For, like the hidden yet far vaster depth of the submerged half of an iceberg, the subconscious still exerts power over the conscious mind’s choices—no less powerful for its lack of “conscious” awareness, in fact, more so. The brain’s influential but hidden “shadow government,” if you will
This is one of the reasons why dream analysis can be an important part of personal development; dreams reveal the raw nature of the rejected, unprocessed aspects of our psyches & their accompanying life experiences. They also reveal the buried gems, creative talents & powers—like treasure at the bottom of the sea.
Dreaming is commonly described as the way the subconscious communicates with the conscious mind. Through dreamwork we can become more conscious of the lenses through which we view the world & better see which are serving us & which may need some polishing.
Why do we say that dreams are symbolic?
A symbol represents, stands for, or suggests an idea, visual image, belief, action, or person. Since we are not “really” doing the things in our dreams, but experiencing images & sounds as if they were real, the visual & audio cues “stand for” their real-life counterparts. This is one level.
The deeper level is that the subconscious mind is not a logical, tame beast that communicates neatly in language. It is a primal aspect, emotionally charged, which speaks in the symbolic universal tongue of images. It is the wild jungle-forest aspect of our psychic terrain which has not been colonized & farmed by the socially conditioned conscious mind.
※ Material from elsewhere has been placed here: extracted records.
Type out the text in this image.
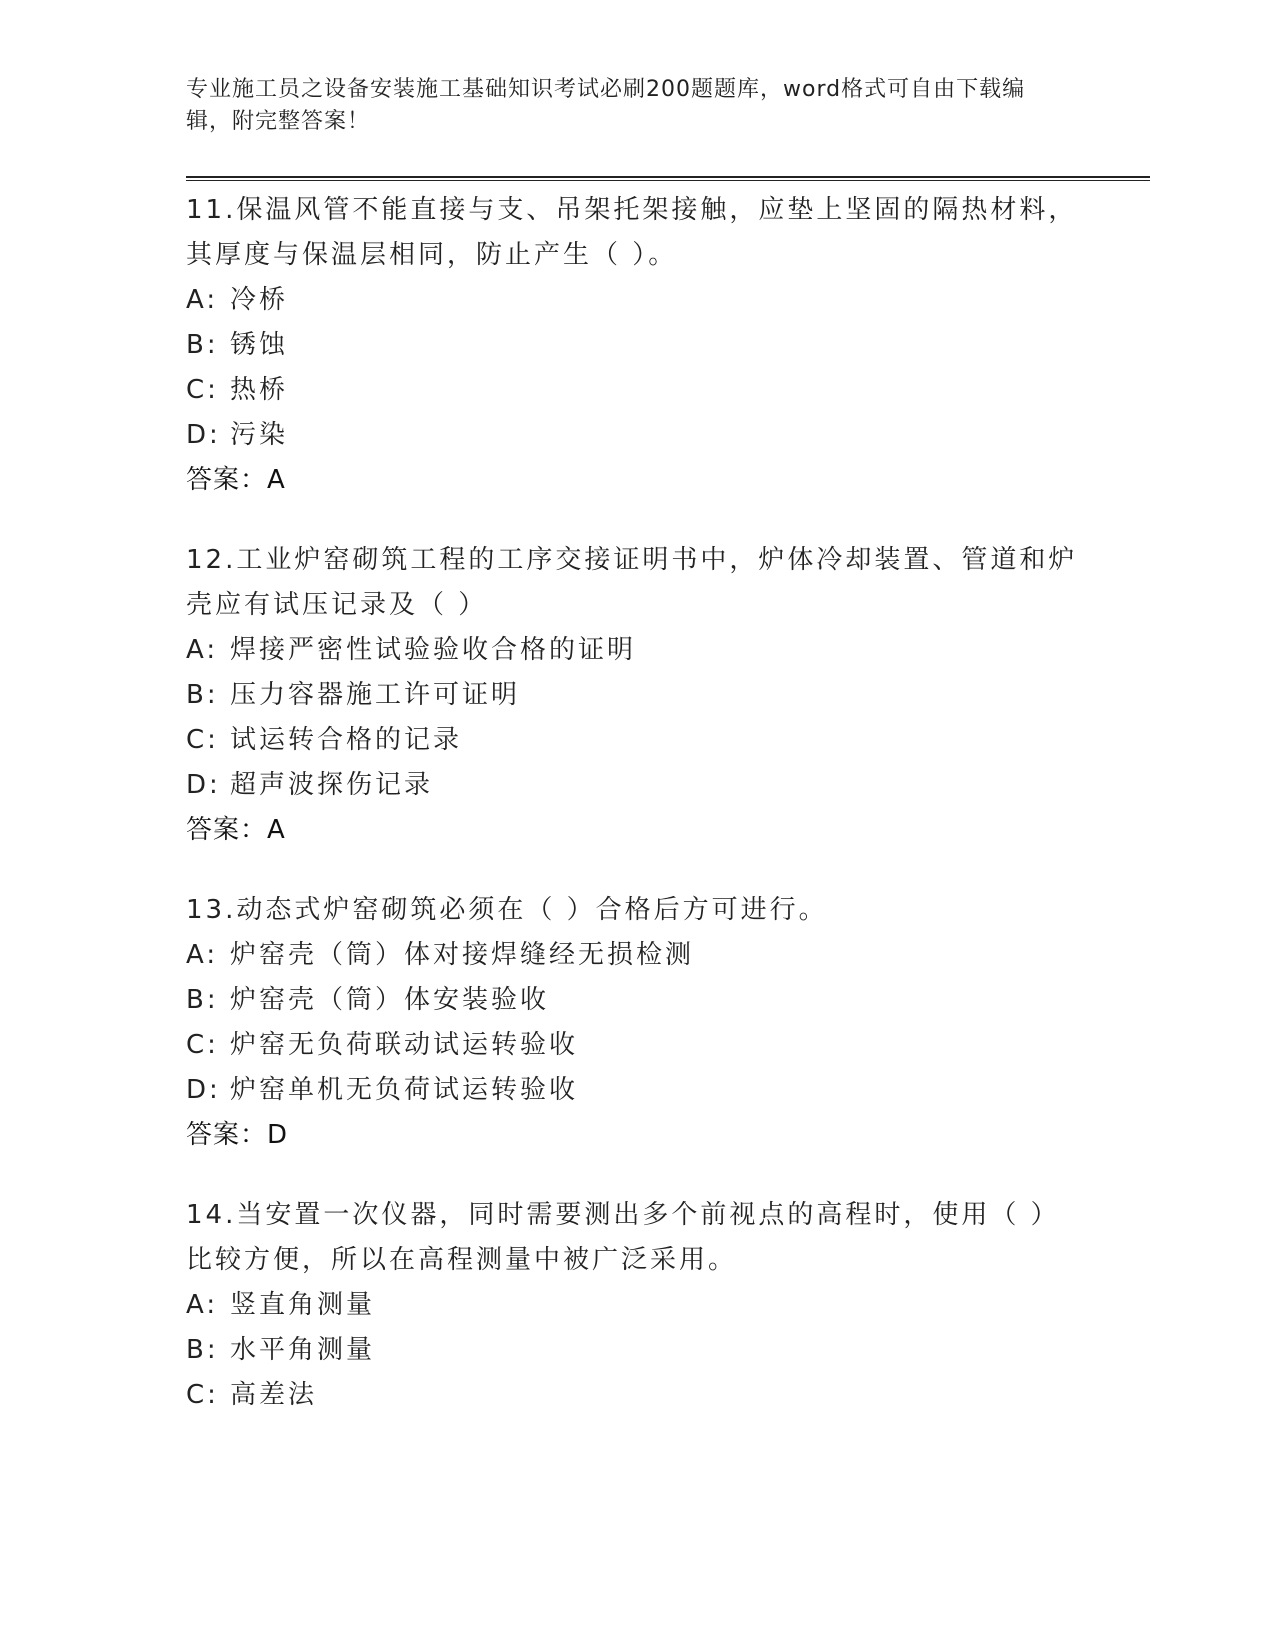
专业施工员之设备安装施工基础知识考试必刷200题题库，word格式可自由下载编辑，附完整答案！

11.保温风管不能直接与支、吊架托架接触，应垫上坚固的隔热材料，其厚度与保温层相同，防止产生（ ）。

A: 冷桥
B: 锈蚀
C: 热桥
D: 污染
答案：A

12.工业炉窑砌筑工程的工序交接证明书中，炉体冷却装置、管道和炉壳应有试压记录及（ ）

A: 焊接严密性试验验收合格的证明
B: 压力容器施工许可证明
C: 试运转合格的记录
D: 超声波探伤记录
答案：A

13.动态式炉窑砌筑必须在（ ）合格后方可进行。

A: 炉窑壳（筒）体对接焊缝经无损检测
B: 炉窑壳（筒）体安装验收
C: 炉窑无负荷联动试运转验收
D: 炉窑单机无负荷试运转验收
答案：D

14.当安置一次仪器，同时需要测出多个前视点的高程时，使用（ ）比较方便，所以在高程测量中被广泛采用。

A: 竖直角测量
B: 水平角测量
C: 高差法
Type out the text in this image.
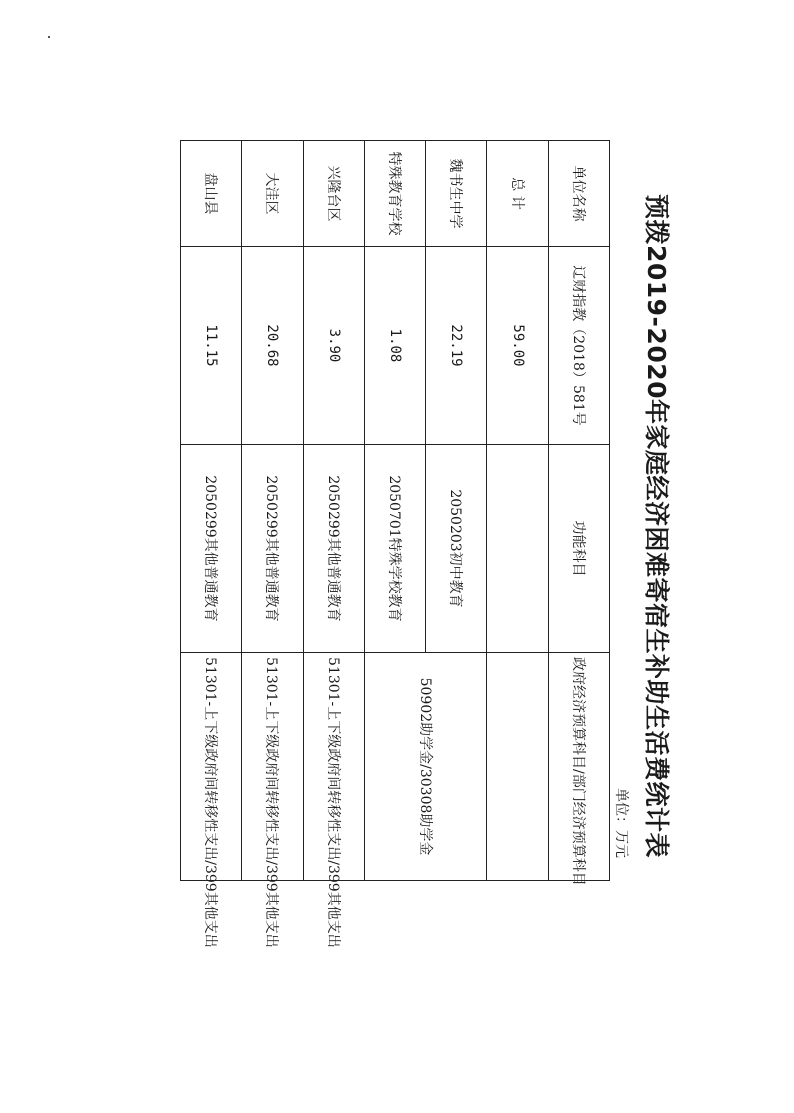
预拨2019-2020年家庭经济困难寄宿生补助生活费统计表
单位：万元
单位名称	辽财指教（2018）581号	功能科目	政府经济预算科目/部门经济预算科目
总 计	59.00		
魏书生中学	22.19	2050203初中教育	50902助学金/30308助学金
特殊教育学校	1.08	2050701特殊学校教育	
兴隆台区	3.90	2050299其他普通教育	51301-上下级政府间转移性支出/399其他支出
大洼区	20.68	2050299其他普通教育	51301-上下级政府间转移性支出/399其他支出
盘山县	11.15	2050299其他普通教育	51301-上下级政府间转移性支出/399其他支出
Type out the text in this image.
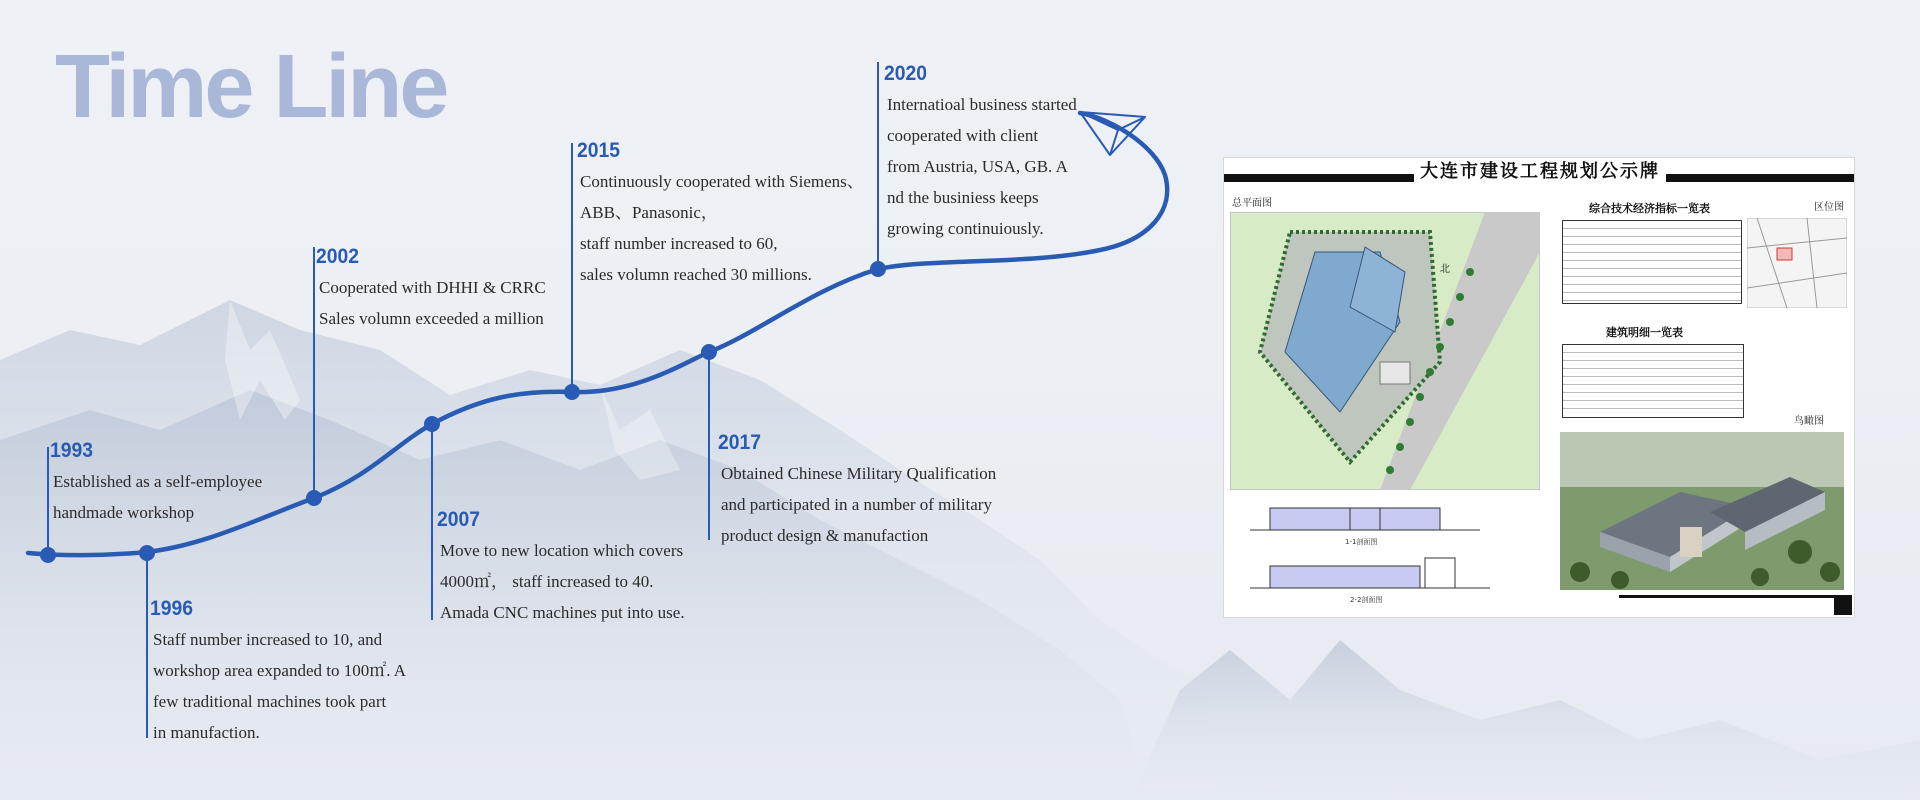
Time Line
1993
Established as a self-employee
handmade workshop
1996
Staff number increased to 10, and
workshop area expanded to 100㎡. A
few traditional machines took part
in manufaction.
2002
Cooperated with DHHI & CRRC
Sales volumn exceeded a million
2007
Move to new location which covers
4000㎡， staff increased to 40.
Amada CNC machines put into use.
2015
Continuously cooperated with Siemens、
ABB、Panasonic，
staff number increased to 60,
sales volumn reached 30 millions.
2017
Obtained Chinese Military Qualification
and participated in a number of military
product design & manufaction
2020
Internatioal business started
cooperated with client
from Austria, USA, GB. A
nd the businiess keeps
growing continuiously.
大连市建设工程规划公示牌
总平面图	区位图
北
综合技术经济指标一览表
建筑明细一览表
鸟瞰图
1-1剖面图
2-2剖面图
So the unconscious uses symbolic language to express itself—presenting images & scenarios that may represents or suggest things or ideas beyond the thing itself. For example, a red rose symbolizing romantic love.
Jung popularized the now mainstream wisdom, “Everyone in the dream is you.” But many dream scholars, including myself, believe that there are many different types of dreams.
Different characters in the dream may in fact represent different aspects of the dreamer’s self. But it is equally possible that they represent actual people or circumstances in the person’s life.